Turner Helen E, Thornton-Jones Viv A, Wass John A H
Department of Endocrinology, Oxford Centre for Diabetes, Endocrinology and Metabolism, Churchill Hospital, Oxford, UK.
Clin Endocrinol (Oxf). 2004 Aug;61(2):224-31. doi: 10.1111/j.1365-2265.2004.02084.x.
The depot long-acting somatostatin analogue octreotide LAR (LAR) provides effective and well-tolerated treatment for acromegaly. Despite a 4-weekly recommended injection frequency, prolonged duration of GH suppression has been observed in some patients following treatment with long-acting somatostatin analogues. The aim of our study was to perform a prospective systematic study to determine whether extending the interval between doses of LAR allows maintenance of 'safe' GH in selected patients with acromegaly.
Twenty-two patients (15 men, seven women), mean age 58.9 years (35-81 years) with active acromegaly (mGH > 5 mU/l), requiring treatment were selected to receive treatment with LAR. Eleven patients had received previous treatment with both transsphenoidal surgery and radiotherapy, while six had received surgery alone. All patients were commenced on treatment with 20 mg LAR intramuscularly (i.m.) every 4 weeks. Mean GH (mGH) was measured after three consecutive injections immediately prior to the fourth injection. The dose frequency was systematically reduced after every four injections if mGH < 5 mU/l. Once mGH > 5 mU/l, the dose frequency was increased and mGH reassessed.
The dosing interval was successfully increased to greater than 4 weeks in 20/22 patients (90.9%). Six of 22 (27.3%) were receiving injections every 8 weeks and 3/22 (13.6%) every 12 weeks. GH and IGF-I were lower on treatment compared with baseline (P < 0.01). There was no difference in individual mGH and IGF-I between the values on 4-weekly dosing and those at final dose frequency. There was no relationship between final dose frequency and either mean GH or IGF-I prior to LAR, patient age, or previous treatment. The percentage suppression following 100 micro g octreotide subcutaneously did not predict subsequent dose frequency of LAR. The drug cost if patients had continued at 4-weekly intervals would be UK pound 187 850, compared with UK pound 101 065 for the individually titrated dose frequency (P < 0.01). This represents a final cost of 53.8% of the 4-weekly injection price.
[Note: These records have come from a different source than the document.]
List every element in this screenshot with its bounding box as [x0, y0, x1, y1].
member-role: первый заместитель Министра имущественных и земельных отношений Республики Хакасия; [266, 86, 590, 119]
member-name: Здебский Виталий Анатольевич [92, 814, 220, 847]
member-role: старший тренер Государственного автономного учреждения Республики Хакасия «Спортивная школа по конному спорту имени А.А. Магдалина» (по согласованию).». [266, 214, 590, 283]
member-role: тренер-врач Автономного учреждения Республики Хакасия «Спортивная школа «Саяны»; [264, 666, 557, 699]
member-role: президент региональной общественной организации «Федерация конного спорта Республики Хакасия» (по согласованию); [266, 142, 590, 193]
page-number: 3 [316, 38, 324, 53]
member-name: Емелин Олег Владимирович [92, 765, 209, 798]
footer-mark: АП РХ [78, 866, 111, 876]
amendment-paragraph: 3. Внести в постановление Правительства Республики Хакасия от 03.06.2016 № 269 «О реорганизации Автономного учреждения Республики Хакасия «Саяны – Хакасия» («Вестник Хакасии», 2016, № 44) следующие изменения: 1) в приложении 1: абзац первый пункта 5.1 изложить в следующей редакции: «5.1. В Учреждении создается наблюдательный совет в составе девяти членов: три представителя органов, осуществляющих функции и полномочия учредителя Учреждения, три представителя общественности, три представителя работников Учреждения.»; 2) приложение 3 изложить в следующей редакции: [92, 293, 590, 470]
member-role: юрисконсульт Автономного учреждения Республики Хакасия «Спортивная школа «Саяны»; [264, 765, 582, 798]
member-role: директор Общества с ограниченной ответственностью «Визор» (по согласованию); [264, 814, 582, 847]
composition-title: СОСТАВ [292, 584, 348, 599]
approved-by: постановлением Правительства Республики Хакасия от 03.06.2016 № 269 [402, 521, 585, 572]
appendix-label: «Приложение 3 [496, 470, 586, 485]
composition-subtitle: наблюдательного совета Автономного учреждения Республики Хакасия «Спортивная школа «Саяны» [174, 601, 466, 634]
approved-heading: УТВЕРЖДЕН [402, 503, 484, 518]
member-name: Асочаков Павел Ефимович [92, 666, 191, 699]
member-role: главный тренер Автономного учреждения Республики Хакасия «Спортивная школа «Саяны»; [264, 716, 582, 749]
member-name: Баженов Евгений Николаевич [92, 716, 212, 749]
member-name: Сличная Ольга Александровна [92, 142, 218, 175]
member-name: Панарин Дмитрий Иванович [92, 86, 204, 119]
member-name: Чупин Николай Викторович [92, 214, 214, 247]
Individual tailoring of LAR administration maintains control of acromegaly, with reduced injection frequency and improved cost-effectiveness.
长效生长抑素类似物奥曲肽长效注射剂(LAR)为肢端肥大症提供了有效且耐受性良好的治疗方法。尽管推荐每4周注射一次,但在一些接受长效生长抑素类似物治疗的患者中观察到生长激素(GH)抑制持续时间延长。我们研究的目的是进行一项前瞻性系统研究,以确定延长LAR给药间隔是否能使部分肢端肥大症患者维持“安全”的GH水平。
选择22例(15例男性,7例女性)平均年龄58.9岁(35 - 81岁)的活动性肢端肥大症患者(平均GH[mGH]>5 mU/L)接受LAR治疗。11例患者曾接受经蝶窦手术和放疗,6例仅接受过手术。所有患者开始每4周肌肉注射(i.m.)20 mg LAR进行治疗。在第四次注射前连续三次注射后测量平均GH(mGH)。如果mGH<5 mU/L,每四次注射后系统地减少给药频率。一旦mGH>5 mU/L,增加给药频率并重新评估mGH。
22例患者中有20例(90.9%)成功将给药间隔延长至大于4周。22例中有6例(27.3%)每8周注射一次,3/22例(13.6%)每12周注射一次。与基线相比,治疗期间GH和胰岛素样生长因子-I(IGF-I)降低(P<0.01)。每4周给药时的个体mGH和IGF-I值与最终给药频率时的值之间无差异。最终给药频率与LAR治疗前的平均GH或IGF-I、患者年龄或既往治疗均无关系。皮下注射100 μg奥曲肽后的抑制百分比不能预测LAR随后的给药频率。如果患者继续每4周给药一次,药物费用将为187850英镑,而个体化调整给药频率的费用为101065英镑(P<0.01)。这相当于每4周注射价格的最终费用的53.8%。
LAR给药的个体化调整可维持对肢端肥大症的控制,减少注射频率并提高成本效益。